Eurabia
Eurabia is the political neologism, the portmanteau of Europe as living as Arabia, used to describe a far-right anti-Muslim conspiracy theory, involving globalist entities allegedly led by French in addition to Arab powers, to Islamise in addition to Arabise Europe, thereby weakening its existing culture and undermining a preceding alignment with the United States and Israel.
The term was number one used in the 1970s as the designation of a newsletter and the concept itself developed by British author Bat Ye'or pen shit of Gisèle Littman in the early 2000s and is target in her 2005 book titled Eurabia: The Euro‐Arab Axis. Benjamin Lee of the Centre for Research and Evidence on Security Threats at the University of Lancaster describes her develope as arguing that Europe "has surrendered to Islam and is in a state of submission quoted as dhimmitude in which Europe is forced to deny its own culture, stand silently by in the face of Muslim atrocities, accept Muslim immigration, and pay tribute through various line of economic assistance." According to the theory, the blame rests with a range of groups including communists, fascists, the media, universities, mosques and Islamic cultural centres, European bureaucrats, and the Euro-Arab Dialogue.

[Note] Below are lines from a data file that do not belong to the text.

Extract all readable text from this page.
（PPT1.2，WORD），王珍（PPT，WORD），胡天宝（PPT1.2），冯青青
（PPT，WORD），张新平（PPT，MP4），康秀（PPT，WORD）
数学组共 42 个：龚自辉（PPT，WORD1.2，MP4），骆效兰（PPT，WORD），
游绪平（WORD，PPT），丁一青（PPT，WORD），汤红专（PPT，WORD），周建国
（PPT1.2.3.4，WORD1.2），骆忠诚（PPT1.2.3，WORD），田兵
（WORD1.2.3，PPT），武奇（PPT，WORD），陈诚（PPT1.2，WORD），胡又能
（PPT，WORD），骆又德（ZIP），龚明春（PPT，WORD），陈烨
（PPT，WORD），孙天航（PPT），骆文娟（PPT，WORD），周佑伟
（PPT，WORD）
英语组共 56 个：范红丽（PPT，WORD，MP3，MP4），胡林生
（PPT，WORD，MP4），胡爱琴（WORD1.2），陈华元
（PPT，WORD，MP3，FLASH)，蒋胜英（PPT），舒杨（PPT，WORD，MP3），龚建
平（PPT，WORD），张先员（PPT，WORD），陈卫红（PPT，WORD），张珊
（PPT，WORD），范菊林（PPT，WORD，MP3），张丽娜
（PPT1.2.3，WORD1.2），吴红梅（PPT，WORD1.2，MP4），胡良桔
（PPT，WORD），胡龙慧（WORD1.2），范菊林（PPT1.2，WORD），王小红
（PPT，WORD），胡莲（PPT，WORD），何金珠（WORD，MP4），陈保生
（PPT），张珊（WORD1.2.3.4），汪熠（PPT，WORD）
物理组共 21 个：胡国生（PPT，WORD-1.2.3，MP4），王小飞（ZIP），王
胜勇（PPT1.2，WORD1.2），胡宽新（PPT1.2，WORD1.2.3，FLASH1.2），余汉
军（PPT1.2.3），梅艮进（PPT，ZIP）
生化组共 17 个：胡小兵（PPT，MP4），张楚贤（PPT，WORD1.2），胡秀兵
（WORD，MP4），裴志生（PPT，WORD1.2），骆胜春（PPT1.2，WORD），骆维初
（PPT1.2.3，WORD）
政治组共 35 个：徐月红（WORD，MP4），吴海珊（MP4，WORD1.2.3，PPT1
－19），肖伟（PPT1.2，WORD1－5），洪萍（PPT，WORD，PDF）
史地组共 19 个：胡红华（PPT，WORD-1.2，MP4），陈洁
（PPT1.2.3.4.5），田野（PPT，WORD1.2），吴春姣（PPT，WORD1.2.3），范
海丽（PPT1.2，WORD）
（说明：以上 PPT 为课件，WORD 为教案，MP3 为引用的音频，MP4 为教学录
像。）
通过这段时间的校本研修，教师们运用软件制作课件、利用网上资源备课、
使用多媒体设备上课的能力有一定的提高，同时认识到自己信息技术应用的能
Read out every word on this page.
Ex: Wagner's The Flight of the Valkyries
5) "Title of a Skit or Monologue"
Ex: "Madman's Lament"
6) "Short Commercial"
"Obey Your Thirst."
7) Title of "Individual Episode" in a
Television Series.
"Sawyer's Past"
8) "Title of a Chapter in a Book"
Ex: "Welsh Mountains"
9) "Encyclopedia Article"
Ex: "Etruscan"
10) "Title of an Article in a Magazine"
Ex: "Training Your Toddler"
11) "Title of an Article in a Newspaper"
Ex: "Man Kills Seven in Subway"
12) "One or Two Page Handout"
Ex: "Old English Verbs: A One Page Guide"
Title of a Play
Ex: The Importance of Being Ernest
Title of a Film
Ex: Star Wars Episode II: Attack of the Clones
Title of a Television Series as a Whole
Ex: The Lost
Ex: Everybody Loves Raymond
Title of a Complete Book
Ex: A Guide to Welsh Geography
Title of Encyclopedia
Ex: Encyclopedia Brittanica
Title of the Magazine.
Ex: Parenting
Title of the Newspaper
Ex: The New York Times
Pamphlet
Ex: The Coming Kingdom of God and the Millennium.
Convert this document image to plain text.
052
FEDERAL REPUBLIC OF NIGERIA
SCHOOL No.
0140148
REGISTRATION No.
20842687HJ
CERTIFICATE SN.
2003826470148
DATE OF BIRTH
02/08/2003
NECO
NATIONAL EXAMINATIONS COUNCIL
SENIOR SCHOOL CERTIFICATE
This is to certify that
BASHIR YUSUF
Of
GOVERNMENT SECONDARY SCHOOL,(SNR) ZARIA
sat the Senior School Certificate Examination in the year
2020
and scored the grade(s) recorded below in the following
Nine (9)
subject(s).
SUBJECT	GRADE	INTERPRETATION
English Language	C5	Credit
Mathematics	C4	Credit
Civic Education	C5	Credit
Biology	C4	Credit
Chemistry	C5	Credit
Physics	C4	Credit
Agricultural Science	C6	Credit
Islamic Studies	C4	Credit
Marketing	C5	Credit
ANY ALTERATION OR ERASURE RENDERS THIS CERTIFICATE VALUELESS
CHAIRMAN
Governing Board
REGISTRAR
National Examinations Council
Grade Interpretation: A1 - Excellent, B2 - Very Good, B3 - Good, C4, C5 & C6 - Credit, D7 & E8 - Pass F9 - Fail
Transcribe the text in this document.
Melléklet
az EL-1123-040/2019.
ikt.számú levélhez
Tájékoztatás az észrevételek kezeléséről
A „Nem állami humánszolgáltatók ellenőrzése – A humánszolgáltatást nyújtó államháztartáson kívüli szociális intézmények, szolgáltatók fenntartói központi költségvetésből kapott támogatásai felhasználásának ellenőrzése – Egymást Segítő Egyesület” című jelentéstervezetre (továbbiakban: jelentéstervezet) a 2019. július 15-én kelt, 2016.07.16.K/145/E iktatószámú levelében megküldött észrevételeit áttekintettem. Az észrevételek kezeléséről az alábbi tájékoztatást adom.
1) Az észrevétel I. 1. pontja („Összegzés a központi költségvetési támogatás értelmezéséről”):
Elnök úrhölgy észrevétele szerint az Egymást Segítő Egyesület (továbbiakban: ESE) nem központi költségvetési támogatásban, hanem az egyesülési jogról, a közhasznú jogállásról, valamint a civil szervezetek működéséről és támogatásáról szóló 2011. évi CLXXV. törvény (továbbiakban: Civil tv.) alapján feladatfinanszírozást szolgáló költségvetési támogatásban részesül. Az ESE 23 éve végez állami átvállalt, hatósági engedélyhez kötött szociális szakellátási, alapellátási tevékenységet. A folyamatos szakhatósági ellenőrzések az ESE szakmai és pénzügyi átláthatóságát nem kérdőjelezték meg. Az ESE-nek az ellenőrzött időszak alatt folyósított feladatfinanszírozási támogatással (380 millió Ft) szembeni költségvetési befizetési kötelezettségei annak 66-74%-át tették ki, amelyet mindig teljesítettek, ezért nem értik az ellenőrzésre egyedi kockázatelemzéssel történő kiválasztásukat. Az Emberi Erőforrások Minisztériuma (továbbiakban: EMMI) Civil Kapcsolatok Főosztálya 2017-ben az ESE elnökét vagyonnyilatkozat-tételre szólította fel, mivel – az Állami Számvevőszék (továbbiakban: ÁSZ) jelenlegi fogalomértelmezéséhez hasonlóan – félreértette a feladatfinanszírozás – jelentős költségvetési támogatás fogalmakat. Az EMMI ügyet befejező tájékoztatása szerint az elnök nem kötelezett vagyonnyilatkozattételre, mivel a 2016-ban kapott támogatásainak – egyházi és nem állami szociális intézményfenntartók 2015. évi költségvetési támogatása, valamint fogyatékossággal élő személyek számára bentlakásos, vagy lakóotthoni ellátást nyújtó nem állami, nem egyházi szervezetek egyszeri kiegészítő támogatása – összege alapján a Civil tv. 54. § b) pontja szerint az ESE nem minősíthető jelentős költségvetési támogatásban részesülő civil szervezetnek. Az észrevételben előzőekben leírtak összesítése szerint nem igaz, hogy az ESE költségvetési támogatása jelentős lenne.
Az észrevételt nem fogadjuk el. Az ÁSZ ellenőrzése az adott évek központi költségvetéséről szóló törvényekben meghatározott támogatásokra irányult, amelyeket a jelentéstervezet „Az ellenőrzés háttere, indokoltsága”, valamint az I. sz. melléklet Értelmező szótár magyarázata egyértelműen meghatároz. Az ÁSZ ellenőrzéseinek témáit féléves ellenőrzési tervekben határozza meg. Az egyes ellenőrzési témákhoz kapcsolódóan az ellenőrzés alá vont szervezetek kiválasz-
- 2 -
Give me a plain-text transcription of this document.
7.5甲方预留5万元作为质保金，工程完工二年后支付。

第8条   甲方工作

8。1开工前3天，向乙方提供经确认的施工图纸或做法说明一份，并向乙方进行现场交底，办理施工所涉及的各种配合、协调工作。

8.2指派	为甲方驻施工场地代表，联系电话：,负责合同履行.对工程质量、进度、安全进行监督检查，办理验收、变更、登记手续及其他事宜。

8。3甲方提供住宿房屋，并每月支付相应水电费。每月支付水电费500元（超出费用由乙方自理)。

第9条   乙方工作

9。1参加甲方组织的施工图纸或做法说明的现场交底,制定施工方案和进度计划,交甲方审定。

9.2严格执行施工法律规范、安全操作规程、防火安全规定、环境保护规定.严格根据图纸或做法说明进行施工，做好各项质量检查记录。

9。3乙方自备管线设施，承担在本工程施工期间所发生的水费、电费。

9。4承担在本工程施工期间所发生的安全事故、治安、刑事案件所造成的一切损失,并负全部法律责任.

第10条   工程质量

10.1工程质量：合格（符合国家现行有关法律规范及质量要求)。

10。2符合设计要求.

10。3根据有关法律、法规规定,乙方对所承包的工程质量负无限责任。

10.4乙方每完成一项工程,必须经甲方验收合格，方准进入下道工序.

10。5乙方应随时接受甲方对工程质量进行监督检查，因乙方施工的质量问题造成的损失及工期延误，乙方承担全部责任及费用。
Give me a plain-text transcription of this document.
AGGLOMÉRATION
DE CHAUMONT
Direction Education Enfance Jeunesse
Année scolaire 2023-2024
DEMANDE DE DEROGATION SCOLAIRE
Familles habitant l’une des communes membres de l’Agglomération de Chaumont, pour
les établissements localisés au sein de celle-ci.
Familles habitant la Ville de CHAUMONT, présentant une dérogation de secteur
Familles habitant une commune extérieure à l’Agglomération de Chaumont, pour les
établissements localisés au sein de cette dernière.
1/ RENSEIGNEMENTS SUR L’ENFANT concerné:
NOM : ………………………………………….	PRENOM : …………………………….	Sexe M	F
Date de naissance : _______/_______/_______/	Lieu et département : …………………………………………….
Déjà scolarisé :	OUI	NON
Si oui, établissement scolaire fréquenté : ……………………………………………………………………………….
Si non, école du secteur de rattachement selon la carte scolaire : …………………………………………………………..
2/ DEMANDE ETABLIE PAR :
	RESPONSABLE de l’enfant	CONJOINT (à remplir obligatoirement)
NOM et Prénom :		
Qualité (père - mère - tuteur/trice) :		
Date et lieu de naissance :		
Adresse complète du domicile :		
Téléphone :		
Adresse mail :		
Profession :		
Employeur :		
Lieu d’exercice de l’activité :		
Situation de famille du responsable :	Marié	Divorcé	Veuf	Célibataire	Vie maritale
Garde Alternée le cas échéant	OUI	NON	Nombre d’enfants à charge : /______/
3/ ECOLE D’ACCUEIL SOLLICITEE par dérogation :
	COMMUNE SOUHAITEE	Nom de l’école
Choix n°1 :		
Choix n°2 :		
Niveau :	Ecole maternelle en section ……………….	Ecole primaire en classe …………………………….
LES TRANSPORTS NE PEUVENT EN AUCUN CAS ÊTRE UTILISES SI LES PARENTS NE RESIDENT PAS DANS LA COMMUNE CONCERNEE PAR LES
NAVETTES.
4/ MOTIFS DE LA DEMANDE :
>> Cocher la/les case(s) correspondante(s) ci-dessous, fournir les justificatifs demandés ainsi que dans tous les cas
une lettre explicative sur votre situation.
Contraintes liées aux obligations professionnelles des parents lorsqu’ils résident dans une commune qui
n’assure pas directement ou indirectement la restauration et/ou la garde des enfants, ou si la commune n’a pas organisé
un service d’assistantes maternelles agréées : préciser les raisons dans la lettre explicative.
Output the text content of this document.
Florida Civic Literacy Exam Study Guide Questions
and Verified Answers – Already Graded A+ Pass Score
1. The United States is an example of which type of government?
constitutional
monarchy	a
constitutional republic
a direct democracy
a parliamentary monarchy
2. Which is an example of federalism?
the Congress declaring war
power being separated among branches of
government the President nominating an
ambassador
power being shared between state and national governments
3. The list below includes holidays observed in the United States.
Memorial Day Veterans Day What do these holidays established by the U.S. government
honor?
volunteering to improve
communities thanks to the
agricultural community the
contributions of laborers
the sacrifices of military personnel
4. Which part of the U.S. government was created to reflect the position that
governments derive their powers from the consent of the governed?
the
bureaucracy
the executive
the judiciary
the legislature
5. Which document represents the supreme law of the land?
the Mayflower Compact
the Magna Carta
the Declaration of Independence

The term has gained some public interest and has been used and discussed across a wide range of the political spectrum, including right-wing activists, counter-jihadis and different sorts of anti-Islamic, and conservative activists. Bat Ye'or's "mother conspiracy theory" has been used for further subtheories. The narrative grew important in expressing anti-Islamic sentiments and was used by movements like Stop Islamisation of Europe. It gained renewed interest after the 9/11 events and the ownership of the term by 2011 Norway attacker, Anders Behring Breivik. Ye'or's thesis has come under criticism by scholars, which intensified after Breivik's crime. The conspiracy has been described as having resemblance to the anti-Semitic Protocols of the Elders of Zion.
Eurabia is also discussed in classical anti-Europeanism, a strong influence in the culture of the United States and in the concepts of American exceptionalism, which sometimes sees Europe on the decline or as a rising rival power, or, as is the effect here, both.